Abstract: There is a growing interest in implementing reform-based lab courses in undergraduate physics that are student-driven rather than instructor-driven. In these courses, students develop and carry out experiments while simultaneously reasoning about their hypotheses, data collection procedures, collected evidence, and the relevant physics content. However, there is a limited understanding of how students engage in reasoning in these types of labs. At the University of Utah, a collaboration among faculty from the Department of Physics & Astronomy, School of Biological Sciences, and Department of Educational Psychology has implemented a series of reforms to our Algebra-based introductory physics lab courses that enroll a preponderance of biology majors and pre-health students.
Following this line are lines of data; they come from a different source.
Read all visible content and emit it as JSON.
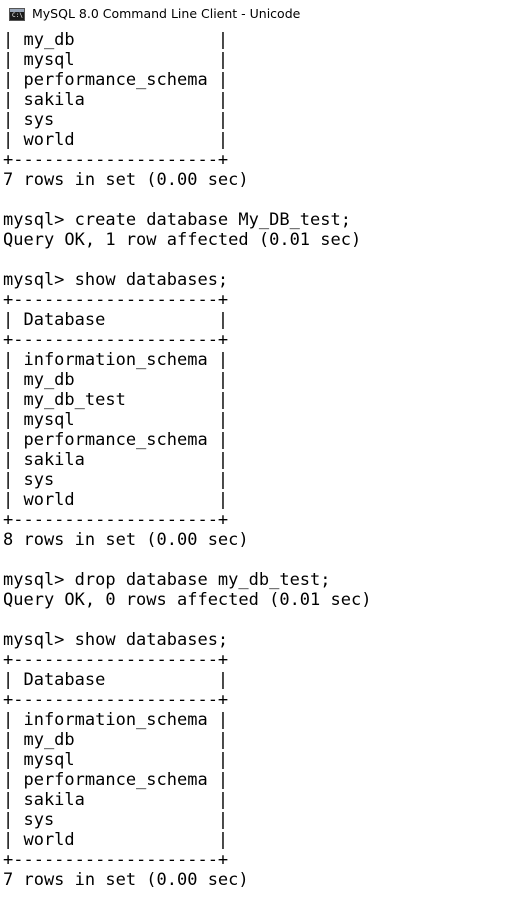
{
  "window": {
    "title": "MySQL 8.0 Command Line Client - Unicode",
    "icon": "console-window-icon"
  },
  "console": {
    "lines": [
      "| my_db              |",
      "| mysql              |",
      "| performance_schema |",
      "| sakila             |",
      "| sys                |",
      "| world              |",
      "+--------------------+",
      "7 rows in set (0.00 sec)",
      "",
      "mysql> create database My_DB_test;",
      "Query OK, 1 row affected (0.01 sec)",
      "",
      "mysql> show databases;",
      "+--------------------+",
      "| Database           |",
      "+--------------------+",
      "| information_schema |",
      "| my_db              |",
      "| my_db_test         |",
      "| mysql              |",
      "| performance_schema |",
      "| sakila             |",
      "| sys                |",
      "| world              |",
      "+--------------------+",
      "8 rows in set (0.00 sec)",
      "",
      "mysql> drop database my_db_test;",
      "Query OK, 0 rows affected (0.01 sec)",
      "",
      "mysql> show databases;",
      "+--------------------+",
      "| Database           |",
      "+--------------------+",
      "| information_schema |",
      "| my_db              |",
      "| mysql              |",
      "| performance_schema |",
      "| sakila             |",
      "| sys                |",
      "| world              |",
      "+--------------------+",
      "7 rows in set (0.00 sec)"
    ]
  }
}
In our reform-based Introductory Physics for Life Sciences (IPLS) labs, we have implemented 3-dimensional (3D) instruction, and our undergraduates engage in semi-autonomous experimentation with a focus on analyzing and interpreting data. Within this setting, we have used the theoretical framework of sensemaking to examine the moment-by-moment details of students’ reasoning about a series of conceptual and procedural inconsistencies. We focus on what the inconsistencies are about and how students resolve them using a narrative case study analysis approach of a single group whose sensemaking is largely representative of the observed data corpus. Overall, we find that student sensemaking about conceptual and procedural inconsistencies is generally productive, given students’ resolutions and experimental progress. Capturing detailed sensemaking about inconsistencies highlights the richness of students’ reasoning processes in this understudied learning environment that is becoming more prevalent over time.
Bio:
Lauren Barth-Cohen (Ph.D. Science and Math Education, University of California, Berkeley) is an Associate Professor in the Department of Educational Psychology at the University of Utah. She also holds an Adjunct Associate Professor position in the Department of Physics & Astronomy. Dr. Barth-Cohen holds a BA in Physics from Smith College and previously held a post-doctoral position at the University of Maine and a Research Faculty position at the University of Miami. Her expertise is in Science Education, and her work cuts across the Learning Sciences and Physics Education Research (PER). Her research focuses on student and teacher learning in the physical sciences. Her work has received over three million in funding from the National Science Foundation. She is on sabbatical during the '24-'25 academic year and currently based at Uppsala University in Uppsala Sweden.